Carlisle Bay Marine Park
There are six shipwrecks at this marine park. And sunken ships aren’t the only eye-pleasing thing to gawk at here. There’s an intense diversity of colorful sea life. See everything from frog fish, sea horses, rays, barracudas, octopuses and reef squids to mackerels and moray eels. The park is roughly marked out underwater by old cannons, anchors and pylons to lead the way from one wreck to the next. Here is some information on the shipwrecks at the marine park:
The Berwyn, a 70-foot (21-meter) tugboat, was sunk in 1919 by its crew.
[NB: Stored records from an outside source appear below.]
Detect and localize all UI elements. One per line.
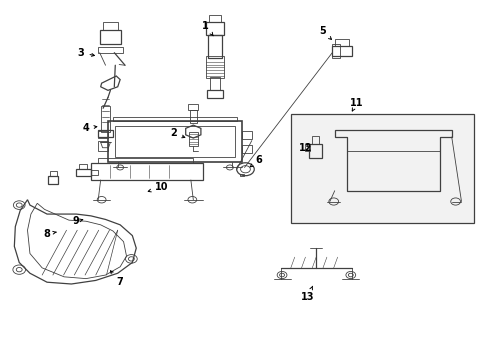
Bar xyxy=(331,45,351,56)
Bar xyxy=(98,140,108,151)
Text: 3: 3 xyxy=(78,48,94,58)
Text: 10: 10 xyxy=(148,182,168,192)
Bar xyxy=(76,168,91,176)
Bar xyxy=(98,47,123,53)
Bar xyxy=(206,56,224,78)
Bar xyxy=(91,163,203,180)
Bar xyxy=(188,132,197,146)
Bar xyxy=(100,30,121,44)
Bar xyxy=(206,22,224,35)
Text: 7: 7 xyxy=(110,271,123,287)
Text: 8: 8 xyxy=(43,229,56,239)
Bar xyxy=(98,158,193,163)
Bar xyxy=(188,104,198,110)
Bar xyxy=(242,145,251,153)
Bar xyxy=(50,171,57,176)
Bar xyxy=(305,146,310,151)
Bar xyxy=(331,44,339,58)
Bar xyxy=(101,107,110,132)
Bar xyxy=(334,39,348,45)
Text: 2: 2 xyxy=(170,129,184,138)
Bar xyxy=(98,130,113,137)
Bar xyxy=(311,136,319,144)
Text: 5: 5 xyxy=(319,26,331,39)
Bar xyxy=(209,15,221,22)
Bar xyxy=(208,35,222,58)
Bar xyxy=(48,176,58,184)
Bar xyxy=(242,131,251,139)
Bar xyxy=(98,131,108,138)
Bar xyxy=(239,174,243,176)
Bar xyxy=(290,114,473,223)
Bar xyxy=(91,170,98,175)
Bar xyxy=(113,117,237,121)
Bar xyxy=(309,144,321,158)
Bar xyxy=(103,22,118,30)
Bar xyxy=(210,77,220,90)
Bar xyxy=(79,163,87,168)
Text: 9: 9 xyxy=(73,216,82,226)
Text: 12: 12 xyxy=(298,143,311,153)
Text: 13: 13 xyxy=(301,286,314,302)
Bar xyxy=(207,90,223,98)
Text: 6: 6 xyxy=(250,155,262,167)
Text: 11: 11 xyxy=(349,98,363,111)
Bar xyxy=(189,110,196,123)
Text: 1: 1 xyxy=(202,21,213,36)
Bar xyxy=(115,126,234,157)
Text: 4: 4 xyxy=(82,123,97,133)
Bar xyxy=(108,121,242,162)
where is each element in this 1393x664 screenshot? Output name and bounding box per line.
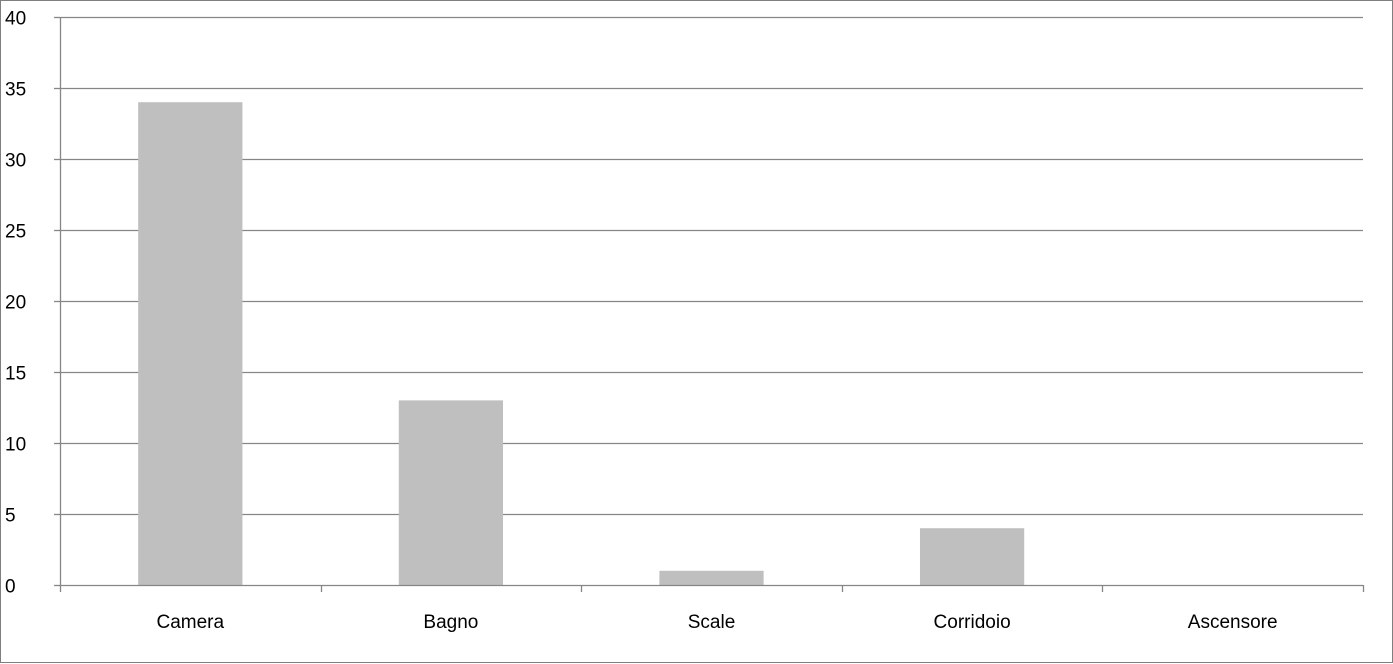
y-tick-label: 0 (5, 577, 16, 598)
axes (54, 16, 1365, 592)
y-tick-label: 30 (5, 151, 26, 172)
bars (138, 102, 1025, 585)
y-tick-label: 15 (5, 364, 26, 385)
y-tick-label: 35 (5, 80, 26, 101)
x-tick-label: Camera (157, 612, 225, 633)
x-tick-label: Ascensore (1188, 612, 1278, 633)
x-tick-label: Corridoio (934, 612, 1011, 633)
y-tick-label: 25 (5, 222, 26, 243)
bar-scale (659, 570, 764, 585)
y-tick-labels: 0 5 10 15 20 25 30 35 40 (5, 9, 26, 598)
x-tick-label: Bagno (423, 612, 478, 633)
bar-camera (138, 102, 243, 585)
bar-corridoio (919, 528, 1025, 585)
y-tick-label: 20 (5, 293, 26, 314)
y-tick-label: 5 (5, 506, 16, 527)
gridlines (60, 16, 1363, 516)
x-tick-label: Scale (688, 612, 736, 633)
y-tick-label: 40 (5, 9, 26, 30)
bar-bagno (398, 400, 504, 585)
x-tick-labels: Camera Bagno Scale Corridoio Ascensore (157, 612, 1278, 633)
y-tick-label: 10 (5, 435, 26, 456)
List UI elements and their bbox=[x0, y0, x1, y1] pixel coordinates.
The Berwyn sits about 10 feet (3 meters) below the surface of the water and is covered in marine life, including healthy hard and soft coral growth and associated reef creatures.
The 45-foot (14-meter) Ce-Trek, a derelict boat constructed of cement, sank in January 1986. It sits in deeper water on the northern edge of the park and is home to nice coral, soft coral and sponge growth.
This 110-foot (34-meter) boat was tied up for 6 years in the Bridgetown careenage before it was sunk on June 8, 1996, in Carlisle Bay Marine Park. The wreck is easily accessible and has an air pocket in the bow.
The 35-foot (11-meter) Bajan Queen was Barbados’ first tugboat. Named the Pelican when the Bridgetown Harbour was being constructed in the 1960s, the boat was converted into a party boat a decade later and renamed. After years of operation and a multitude of parties, the Bajan Queen was donated to the Coastal Zone Management Unit. The Bajan Queen was cleaned up and sunk on May 19, 2002, in Carlisle Bay Marine Park. It now sits only a few feet below the surface and is accumulating some excellent fish and good coral diversity.
A Canadian freighter sunk by a torpedo from a German U-boat during World War II, the 15-foot (5-meter) wreck was relocated from a region of the bay with very high boat traffic to the marine park on Oct. 22, 2003.
A 12-foot (4-meter) naval landing barge, this wreck is now home to numerous reef fish including the puffer’s bigger cousin, the porcupine fish.